Смерть сказала: может быть - Буало-Нарсежак Пьер Том - Страница 11
- Предыдущая
- 11/34
- Следующая
Назавтра Лоб вернулся в клинику. Стоило ему переступить порог – как он уловил запах духов. Зина открыла пробирку…
– Благодарю вас, – произнесла она.
И улыбка озарила комнату. Лоб, предписавший себе держаться на расстоянии, покраснел.
– Не за что. Это пустячок. Один из друзей подарил мне эти духи для вас. Впрочем…
Лоб уселся у изножья кровати, но, не обладая непосредственностью Флешеля, он не решился взять в свою руку забинтованное запястье. Ему даже трудно было показаться незлопамятным.
– Впрочем, – продолжил он, – я должен рассказать вам об этом человеке. Его зовут Нелли, Филипп Нелли. У его жены старинная парфюмерная фабрика возле Грасса, основанная вроде бы еще во времена Революции, так что судите сами…
На сей раз Зина внимала, широко открыв послушные и серьезные глаза ребенка, который любит занятные истории.
– Это очень крупное предприятие… Если бы я вам сказал, сколько тонн роз, фиалок, всяких цветов там перерабатывают, вы бы мне просто не поверили. Впрочем, вы побываете со мной на этой фабрике, вам наверняка будет интересно…

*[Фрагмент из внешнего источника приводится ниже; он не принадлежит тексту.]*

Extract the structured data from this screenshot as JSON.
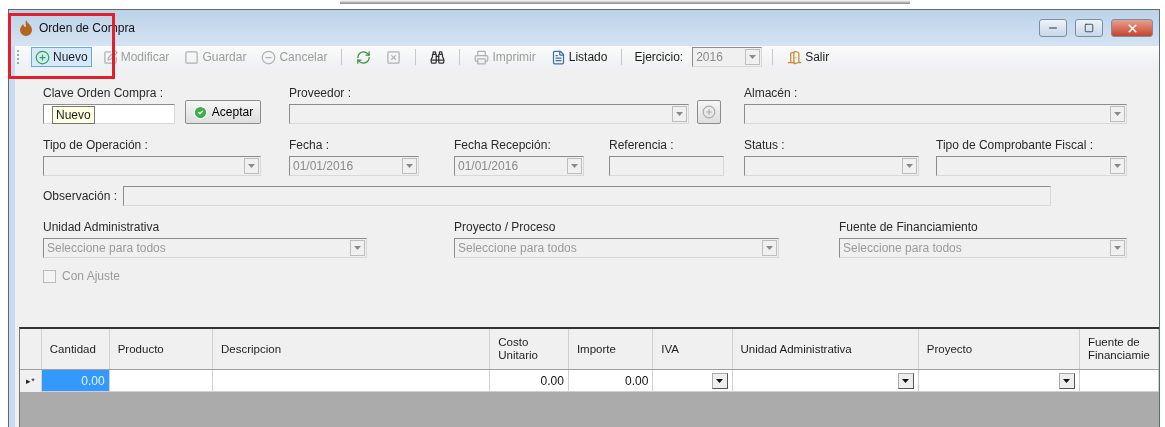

Время от времени Зина подносила к лицу носовой платок, и запах духов заявлял о себе – сильный, чувственный. Лоб старался не смотреть на девушку.
– Нелли проводит опыты по изобретению новых духов, – продолжал он. – То, что вы сейчас вдыхаете, – аромат, недавно им созданный. Мне он не очень нравится. А вам?
– А мне очень, – пробормотала Зина.
Она возвращалась к жизни, как будто в этой пробирке заключался кислород. Она уже не выглядела такой бледной и, склонив голову, не переставая улыбаться, ожидала продолжения рассказа.
– Итак, Нелли изобретает духи и намерен вскоре открыть магазин. Он ищет себе в помощники надежного человека… Я подумал было о вас.
– Обо мне? – с испуганным видом спросила Зина. – Я никогда не сумею.
– Почему же? Продавать духи не Бог весть как трудно… Вы никогда не работали в магазине?
Улыбка покинула ее лицо, и она с подозрительностью глянула на Лоба.
– Да, – сказала она. – Я работала в книжном магазине. Вы это знали? Вы навели обо мне справки?
Лоб почувствовал, что Зина от него ускользает.
– Нет… Не наводил, если быть точным. По какому праву!… Но проведено полицейское расследование, как и положено в таких случаях. Таким образом, сам того не желая, я узнал о вас некоторые подробности.
– Например?
Голос звучал твердо, враждебно. Лоб чуть было не взбрыкнул. Но дал себе время подумать, прежде чем ответить.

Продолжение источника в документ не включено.